Отец Петр оглянулся – уж не мать ли Варвара до времени собралась на крест? В колеблющемся свете свечей он увидел залитое слезами ее лицо.

– Нас выгоняют? – в ужасе спрашивала слепая Надежда, обращаясь к тому месту, где только что рядом с ней стоял о. Александр, но вместо него там теперь оказался о. Никандр, со смирением отвечавший бедной рабе Божией, что не только выгнать могут, но и убить.

– Запросто. А кто им что поперек сделает. Возьмут вот сейчас и прямо в храме по нас пальнут.

А тут и товарищ Рогаткин кивнул Петренко:

– Давай!

Услышав команду председателя комиссии, о. Никандр безмолвно воззвал к Спасителю и Его Пречистой Матери.

– А чего давать-то? – буркнул Петренко и, встав против Божьего народа, лениво молвил: – Шуму от вас, православные. Как евреи, ей-Богу. – Немигающими васильковыми глазами он уставился почему-то на благочинного, о. Михаила Торопова.

Отец благочинный побледнел, но с надлежащей стойкостью перетерпел взор, сулящий гонения, а может, и гибель. И Бога про себя трижды прославил за то, что злодей вперился в него не ясным днем, а лишь сейчас, при свечах, чей мягкий свет помогает человеку скрыть не только ужас перед нацеленным на него оружием, но и отвращение к тем, кто это оружие обратил против мирных жителей и почитаемых святынь. И как только Петренко, усмехнувшись, перевел взгляд на о. Александра Боголюбова, о. Михаил с облегченным вздохом шепнул стоявшему рядом шатровскому мантийному монаху с татарским скуластым лицом:

– Ишь, Малюта Скуратов выискался!

Однако же сообразив, что этого монаха он видит в первый раз и что по нынешним временам дорого может стоить откровенность даже и с ангельским чином, о. Михаил поспешно отвернулся и, обогнув Петренко, пялившегося теперь на бедную мать Варвару, прямо подошел к товарищу Рогаткину. Первые слова он вымолвил голосом, временами даже дрожащим (а поди не вздрогни, имея за спиной десяток головорезов со злодеем во главе!), но завершил недолгую свою речь достойно и твердо:

– И потому взываю к вашей совести и убедительно прошу пощадить чувства собравшихся в сем храме верующих и дозволить им здесь пребыть до конца.

– А будет шум, – тотчас ответил молодой председатель, – я вас выгоню.

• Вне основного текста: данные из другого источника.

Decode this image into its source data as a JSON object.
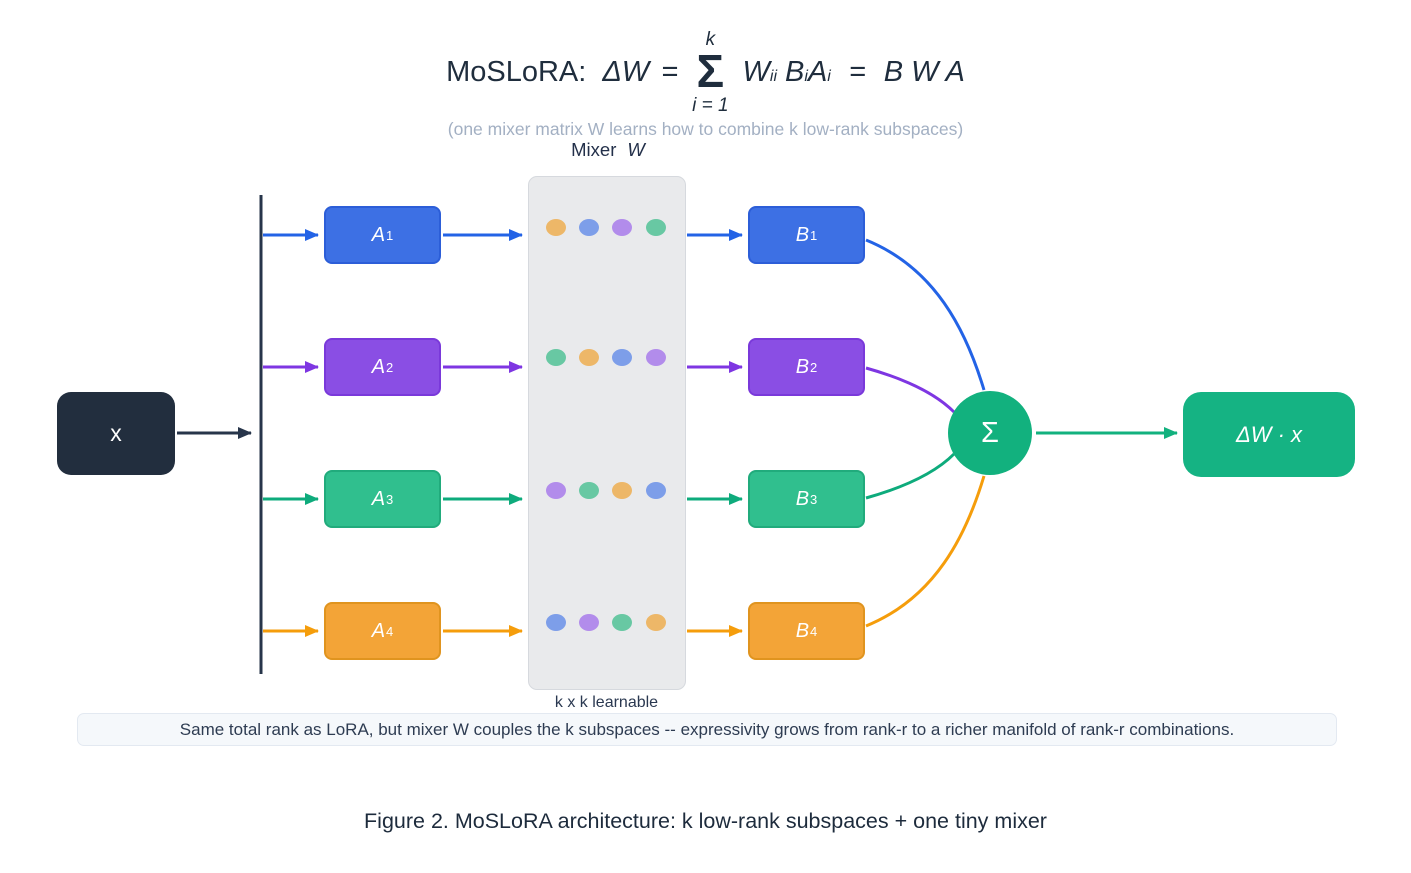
{
  "title": {
    "prefix": "MoSLoRA:",
    "lhs": "ΔW",
    "eq1": "=",
    "sum_top": "k",
    "sum_symbol": "Σ",
    "sum_bottom": "i = 1",
    "w_base": "W",
    "w_sub": "ii",
    "b_base": "B",
    "b_sub": "i",
    "a_base": "A",
    "a_sub": "i",
    "eq2": "=",
    "rhs": "B W A"
  },
  "subtitle": "(one mixer matrix W learns how to combine k low-rank subspaces)",
  "mixer": {
    "label_prefix": "Mixer",
    "label_symbol": "W",
    "sublabel": "k x k learnable",
    "background": "#e9eaec",
    "dot_rows": [
      [
        "orange",
        "blue",
        "purple",
        "green"
      ],
      [
        "green",
        "orange",
        "blue",
        "purple"
      ],
      [
        "purple",
        "green",
        "orange",
        "blue"
      ],
      [
        "blue",
        "purple",
        "green",
        "orange"
      ]
    ]
  },
  "dot_colors": {
    "orange": "#edb768",
    "blue": "#7d9ee9",
    "purple": "#b28ceb",
    "green": "#68c8a3"
  },
  "input_node": {
    "label": "x",
    "color": "#222e3e"
  },
  "sum_node": {
    "label": "Σ",
    "color": "#12b17e"
  },
  "output_node": {
    "label": "ΔW · x",
    "color": "#15b383"
  },
  "branches": [
    {
      "a_base": "A",
      "a_sub": "1",
      "b_base": "B",
      "b_sub": "1",
      "fill": "#3d70e4",
      "border": "#2c5ed8",
      "arrow": "#2363e6"
    },
    {
      "a_base": "A",
      "a_sub": "2",
      "b_base": "B",
      "b_sub": "2",
      "fill": "#8a4ee4",
      "border": "#7a39da",
      "arrow": "#7e36e2"
    },
    {
      "a_base": "A",
      "a_sub": "3",
      "b_base": "B",
      "b_sub": "3",
      "fill": "#30bf8e",
      "border": "#21ab7c",
      "arrow": "#0eab7c"
    },
    {
      "a_base": "A",
      "a_sub": "4",
      "b_base": "B",
      "b_sub": "4",
      "fill": "#f3a437",
      "border": "#e0941f",
      "arrow": "#f59d0b"
    }
  ],
  "colors": {
    "line_dark": "#27354a",
    "output_arrow": "#12b17e"
  },
  "note": "Same total rank as LoRA, but mixer W couples the k subspaces -- expressivity grows from rank-r to a richer manifold of rank-r combinations.",
  "figure_caption": "Figure 2. MoSLoRA architecture: k low-rank subspaces + one tiny mixer"
}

Ванька Смирнов неодобрительно покачал головой.

– И ждать нечего.

Пес. Его на цепи, в конуре держать надо. Посадить и пусть брешет.

– Вот этого хотя бы арестовать, кто о нас вражескую клевету распускал про Саввин монастырь.

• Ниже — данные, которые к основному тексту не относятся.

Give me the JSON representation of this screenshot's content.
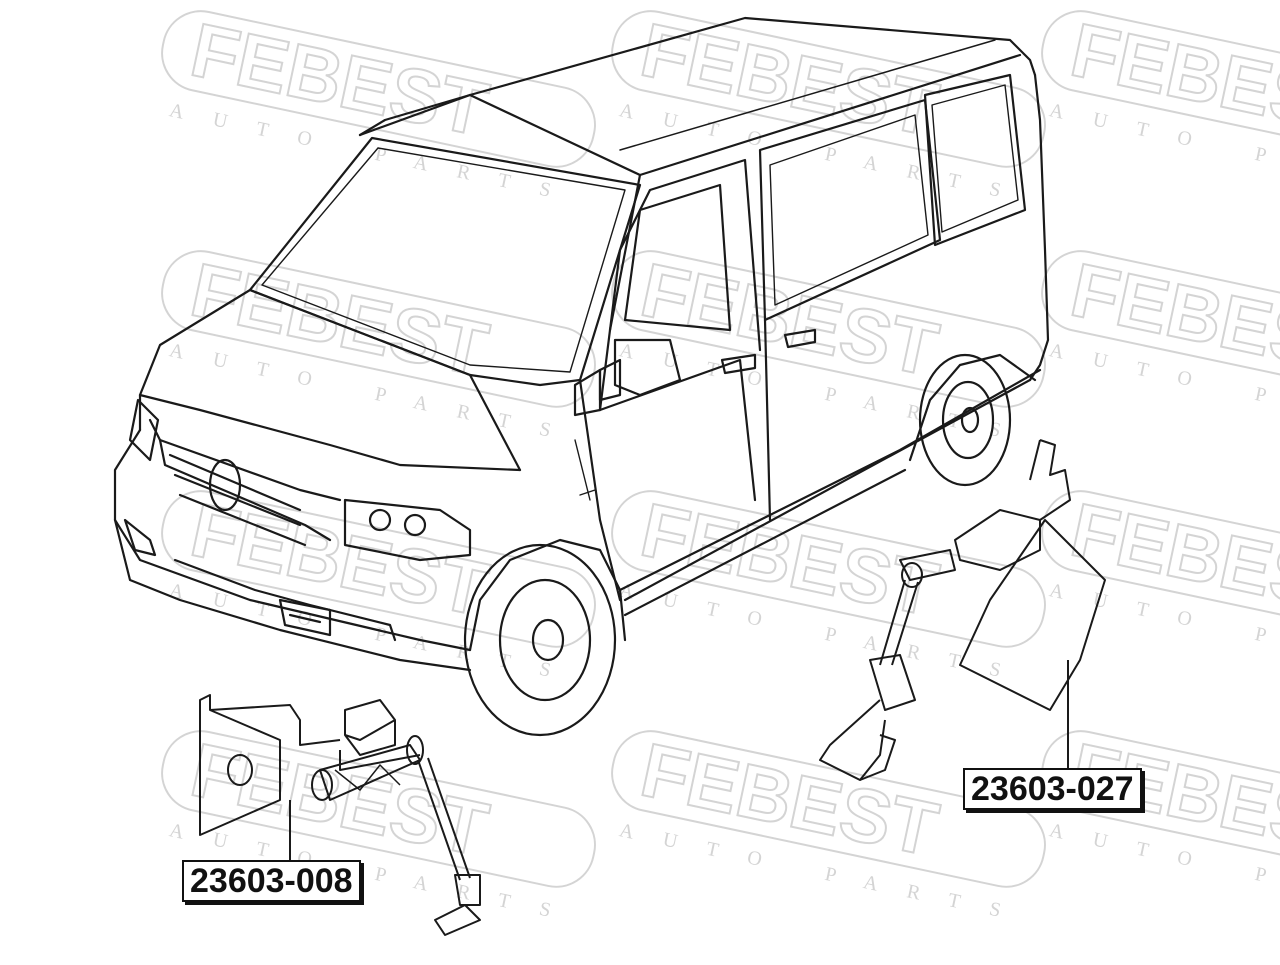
{
  "watermark": {
    "brand": "FEBEST",
    "subtitle": "AUTO PARTS",
    "color": "#d4d4d4"
  },
  "parts": [
    {
      "part_number": "23603-008"
    },
    {
      "part_number": "23603-027"
    }
  ],
  "colors": {
    "line": "#1a1a1a",
    "background": "#ffffff"
  }
}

Пес залаял, и гробовой едва не лишился чувств от пронзившей затылок боли. Останки преподобного открывались ему в святой, беззащитной и жалкой их наготе. Истлел, миленький, до самых до косточек желтых.

– Ты вату… вату пошире разверни, а то доктору не углядеть, какие вы туда кости запрятали, – приказал Маркеллину столяр-краснодеревщик, променявший рубанок и верстак на заманчивую мечту о всеобщем счастье, какого, однако, Бог никогда не сулил заблудшему человечеству.

«Тошно мне от всех вас», – хотел было ответить ему Маркеллин, но во рту у него едва шевельнулся вдруг отяжелевший язык. Тошно душе и телу. Тошнит. Блаженно успение праведных, и горька кончина грешных. Не своей волей разоряю гроб твой и обнажаю наготу праха твоего. Да не будет мне, как потомству Хамову.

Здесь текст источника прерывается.